Mornin’ Cup: Flimsy Brand



I’m not a marketing guru by any stretch of the imagination. However, I do consider myself to be somewhat knowledgeable when it comes to “personal” branding at the executive level. Why is it that senior executives accustomed to $200K+ salaries resort to using free, do-it-yourself business cards when they find themselves in a transitional state (executive-lingo for “out of work”)?

Call me crazy, but the last time I checked, you could run off some nice double-sided glossy cards for $50-100 per 1000.

Your business card is your transient brand when meeting new people. When you hand it out, you are making that crucial first impression.

It gets even worse when I look down at the business card and see a Microsoft Word clipart being used for the logo, with the words “John Smith Consulting Company” underneath it. Where is it written that every executive that finds themselves in transition should form their own “consulting” company? While it may soothe the ego a bit, it doesn’t fool anyone.

The other day I attended the 2006 TAG Technology Summit, and like so many events, ran into a lot of old friends, and made a few new connections. One of those new connections was a fellow looking for work as a senior-level IT executive. He handed me what was arguably the worst business card I have ever laid eyes on. Not only was the card stock barely thicker than a piece of paper, but the edges were all jagged, a sure sign of being ripped from the perforated business card template. Even worse was the fact that the card was cut off at the top, a sign of his business card template not being aligned with his printer. This from a guy pushing himself as a senior business leader.
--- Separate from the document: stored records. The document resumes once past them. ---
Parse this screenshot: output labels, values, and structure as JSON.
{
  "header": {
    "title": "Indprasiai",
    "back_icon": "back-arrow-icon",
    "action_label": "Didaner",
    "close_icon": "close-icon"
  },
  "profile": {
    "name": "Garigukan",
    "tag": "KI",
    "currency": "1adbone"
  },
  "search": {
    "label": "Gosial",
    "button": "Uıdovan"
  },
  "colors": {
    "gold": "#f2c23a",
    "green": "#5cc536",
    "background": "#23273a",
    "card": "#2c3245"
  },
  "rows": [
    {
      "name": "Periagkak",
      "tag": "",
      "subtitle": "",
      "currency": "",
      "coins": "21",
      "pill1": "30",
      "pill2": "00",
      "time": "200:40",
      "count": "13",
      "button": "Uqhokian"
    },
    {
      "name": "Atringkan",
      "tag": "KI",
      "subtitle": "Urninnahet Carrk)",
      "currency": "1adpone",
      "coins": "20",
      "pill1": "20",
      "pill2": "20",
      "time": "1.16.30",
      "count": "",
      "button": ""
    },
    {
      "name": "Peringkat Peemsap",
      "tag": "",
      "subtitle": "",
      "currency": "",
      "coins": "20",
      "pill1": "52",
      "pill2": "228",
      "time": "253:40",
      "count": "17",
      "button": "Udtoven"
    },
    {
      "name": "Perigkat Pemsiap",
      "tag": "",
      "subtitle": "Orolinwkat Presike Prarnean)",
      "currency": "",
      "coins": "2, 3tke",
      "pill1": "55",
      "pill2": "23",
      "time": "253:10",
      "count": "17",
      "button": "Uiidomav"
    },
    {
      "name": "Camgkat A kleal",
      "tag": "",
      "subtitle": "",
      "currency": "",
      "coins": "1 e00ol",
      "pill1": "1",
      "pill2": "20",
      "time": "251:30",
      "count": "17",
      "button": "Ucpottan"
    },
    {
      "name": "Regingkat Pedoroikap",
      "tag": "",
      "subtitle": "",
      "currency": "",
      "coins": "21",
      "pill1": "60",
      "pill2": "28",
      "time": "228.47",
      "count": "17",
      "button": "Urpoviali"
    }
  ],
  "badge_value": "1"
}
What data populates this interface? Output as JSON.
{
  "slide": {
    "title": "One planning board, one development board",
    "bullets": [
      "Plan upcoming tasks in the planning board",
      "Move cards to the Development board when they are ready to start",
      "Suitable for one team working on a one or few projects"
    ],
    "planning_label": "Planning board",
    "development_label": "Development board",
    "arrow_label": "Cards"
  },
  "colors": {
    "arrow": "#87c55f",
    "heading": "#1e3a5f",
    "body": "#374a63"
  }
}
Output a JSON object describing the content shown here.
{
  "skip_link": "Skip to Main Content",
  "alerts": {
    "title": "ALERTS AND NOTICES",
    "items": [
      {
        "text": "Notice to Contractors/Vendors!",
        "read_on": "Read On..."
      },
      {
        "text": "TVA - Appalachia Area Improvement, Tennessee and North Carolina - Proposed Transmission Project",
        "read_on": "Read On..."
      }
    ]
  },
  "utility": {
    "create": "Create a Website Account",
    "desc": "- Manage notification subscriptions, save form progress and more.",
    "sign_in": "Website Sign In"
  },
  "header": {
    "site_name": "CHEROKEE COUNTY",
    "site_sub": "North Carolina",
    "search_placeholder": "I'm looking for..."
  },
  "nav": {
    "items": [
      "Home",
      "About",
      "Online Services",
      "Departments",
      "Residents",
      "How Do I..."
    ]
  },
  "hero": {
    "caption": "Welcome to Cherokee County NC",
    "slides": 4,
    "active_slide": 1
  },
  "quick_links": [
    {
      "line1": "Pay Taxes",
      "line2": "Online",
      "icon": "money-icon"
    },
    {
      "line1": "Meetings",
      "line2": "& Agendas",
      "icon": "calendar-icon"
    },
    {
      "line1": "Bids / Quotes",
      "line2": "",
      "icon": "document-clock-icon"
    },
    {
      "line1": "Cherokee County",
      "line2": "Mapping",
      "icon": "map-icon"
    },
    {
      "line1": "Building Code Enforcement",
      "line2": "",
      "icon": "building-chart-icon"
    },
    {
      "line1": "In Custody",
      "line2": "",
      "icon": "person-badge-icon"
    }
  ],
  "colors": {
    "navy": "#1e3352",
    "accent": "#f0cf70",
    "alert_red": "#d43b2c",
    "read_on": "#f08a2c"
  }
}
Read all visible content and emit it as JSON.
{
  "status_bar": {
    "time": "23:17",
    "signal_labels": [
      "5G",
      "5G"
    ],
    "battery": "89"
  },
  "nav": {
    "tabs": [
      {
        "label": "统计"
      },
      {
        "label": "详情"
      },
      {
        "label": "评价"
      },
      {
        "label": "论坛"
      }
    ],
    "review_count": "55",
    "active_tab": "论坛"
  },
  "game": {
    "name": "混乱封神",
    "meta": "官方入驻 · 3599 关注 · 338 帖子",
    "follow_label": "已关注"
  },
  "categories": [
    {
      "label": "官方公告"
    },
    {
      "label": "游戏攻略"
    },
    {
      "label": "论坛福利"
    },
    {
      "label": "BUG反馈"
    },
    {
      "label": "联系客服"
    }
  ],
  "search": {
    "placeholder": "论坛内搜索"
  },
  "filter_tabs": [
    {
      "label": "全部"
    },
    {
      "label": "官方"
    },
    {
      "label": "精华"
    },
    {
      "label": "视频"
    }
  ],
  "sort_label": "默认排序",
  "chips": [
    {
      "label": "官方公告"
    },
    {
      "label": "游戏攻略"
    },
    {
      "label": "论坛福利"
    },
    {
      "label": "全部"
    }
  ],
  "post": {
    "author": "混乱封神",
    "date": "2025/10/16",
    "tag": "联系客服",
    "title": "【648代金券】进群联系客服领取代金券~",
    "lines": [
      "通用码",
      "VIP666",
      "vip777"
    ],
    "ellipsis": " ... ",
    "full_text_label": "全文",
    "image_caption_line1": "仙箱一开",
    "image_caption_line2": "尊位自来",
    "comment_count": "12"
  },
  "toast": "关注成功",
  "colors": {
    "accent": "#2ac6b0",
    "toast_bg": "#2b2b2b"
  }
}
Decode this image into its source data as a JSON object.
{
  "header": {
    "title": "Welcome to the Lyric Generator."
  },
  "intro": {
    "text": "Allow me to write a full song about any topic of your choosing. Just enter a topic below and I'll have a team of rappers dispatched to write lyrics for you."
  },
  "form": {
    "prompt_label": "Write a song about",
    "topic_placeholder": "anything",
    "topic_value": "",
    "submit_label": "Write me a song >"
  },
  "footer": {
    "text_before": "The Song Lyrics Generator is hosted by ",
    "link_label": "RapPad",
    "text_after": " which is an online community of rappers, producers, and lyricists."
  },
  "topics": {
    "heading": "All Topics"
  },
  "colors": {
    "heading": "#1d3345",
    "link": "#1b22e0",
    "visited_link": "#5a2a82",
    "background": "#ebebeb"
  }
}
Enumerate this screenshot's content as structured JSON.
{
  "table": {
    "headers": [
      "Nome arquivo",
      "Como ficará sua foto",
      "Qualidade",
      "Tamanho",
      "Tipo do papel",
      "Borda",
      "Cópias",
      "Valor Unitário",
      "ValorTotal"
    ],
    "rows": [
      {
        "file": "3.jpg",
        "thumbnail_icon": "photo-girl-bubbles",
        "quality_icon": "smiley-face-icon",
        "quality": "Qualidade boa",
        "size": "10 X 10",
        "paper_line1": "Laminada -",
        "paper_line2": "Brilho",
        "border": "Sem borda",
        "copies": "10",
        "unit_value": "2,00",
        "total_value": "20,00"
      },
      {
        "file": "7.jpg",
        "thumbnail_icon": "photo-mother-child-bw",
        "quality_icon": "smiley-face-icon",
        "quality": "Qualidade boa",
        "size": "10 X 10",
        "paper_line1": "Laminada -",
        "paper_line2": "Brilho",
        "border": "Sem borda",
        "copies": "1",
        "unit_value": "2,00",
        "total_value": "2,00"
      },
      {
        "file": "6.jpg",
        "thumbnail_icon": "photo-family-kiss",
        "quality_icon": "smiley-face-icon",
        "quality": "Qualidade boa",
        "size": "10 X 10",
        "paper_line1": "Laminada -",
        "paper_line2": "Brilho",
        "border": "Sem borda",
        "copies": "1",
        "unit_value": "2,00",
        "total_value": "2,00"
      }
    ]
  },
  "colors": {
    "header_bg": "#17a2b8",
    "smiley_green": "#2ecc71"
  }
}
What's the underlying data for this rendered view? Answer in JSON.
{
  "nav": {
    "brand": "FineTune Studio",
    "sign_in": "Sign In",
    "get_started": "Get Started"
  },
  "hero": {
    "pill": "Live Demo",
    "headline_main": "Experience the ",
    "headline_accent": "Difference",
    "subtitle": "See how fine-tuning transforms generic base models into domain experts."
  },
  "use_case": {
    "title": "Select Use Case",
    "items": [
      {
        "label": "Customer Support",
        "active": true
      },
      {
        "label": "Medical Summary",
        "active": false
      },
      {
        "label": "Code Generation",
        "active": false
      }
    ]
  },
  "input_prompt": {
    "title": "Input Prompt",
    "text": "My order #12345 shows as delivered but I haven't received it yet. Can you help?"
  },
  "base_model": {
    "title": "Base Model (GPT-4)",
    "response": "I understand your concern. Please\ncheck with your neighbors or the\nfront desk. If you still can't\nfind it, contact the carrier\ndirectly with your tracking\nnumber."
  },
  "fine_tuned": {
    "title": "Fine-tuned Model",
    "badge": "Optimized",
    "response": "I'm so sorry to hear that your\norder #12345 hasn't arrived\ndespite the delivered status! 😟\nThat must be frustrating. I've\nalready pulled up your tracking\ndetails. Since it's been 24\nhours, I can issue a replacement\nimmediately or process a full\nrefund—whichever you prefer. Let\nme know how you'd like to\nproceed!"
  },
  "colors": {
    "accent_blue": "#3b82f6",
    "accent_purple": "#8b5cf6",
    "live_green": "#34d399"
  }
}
Now there are myriad schools of thought on what the actual “content” of the business card should contain, and I am not about to sit here and try to convince you that one approach is better than the others. Frankly, I could care less if you have a “resume”-like business card, a minimalistic one, or a fold-over business card. But for crying out loud, whatever approach you take, make sure the presentation is first class.

If you’re an exec, and you’re serious about your career (and you should be at that level), do yourself a favor and plop down the $50-100 it takes to get some nice business cards printed. At worst, plop down $25-50 and get the non-glossy, but still professionally printed variety. You’ll save yourself from embarrasment, and more importantly, your cards can work for you, rather than against you.


1 Comment

  1. Preach it! I couldn’t agree more. While I am a bit of a nut as far as business cards go and tend toward the more “dramatic” card, the fact of the matter is no matter what style of card you choose make sure that the card stock and finish are top quality. When I hand out my cards I always get a comment about the “heft” (14 pt stock, glossy UV coated on both sides) right before they do a double take based on the content. Nice article.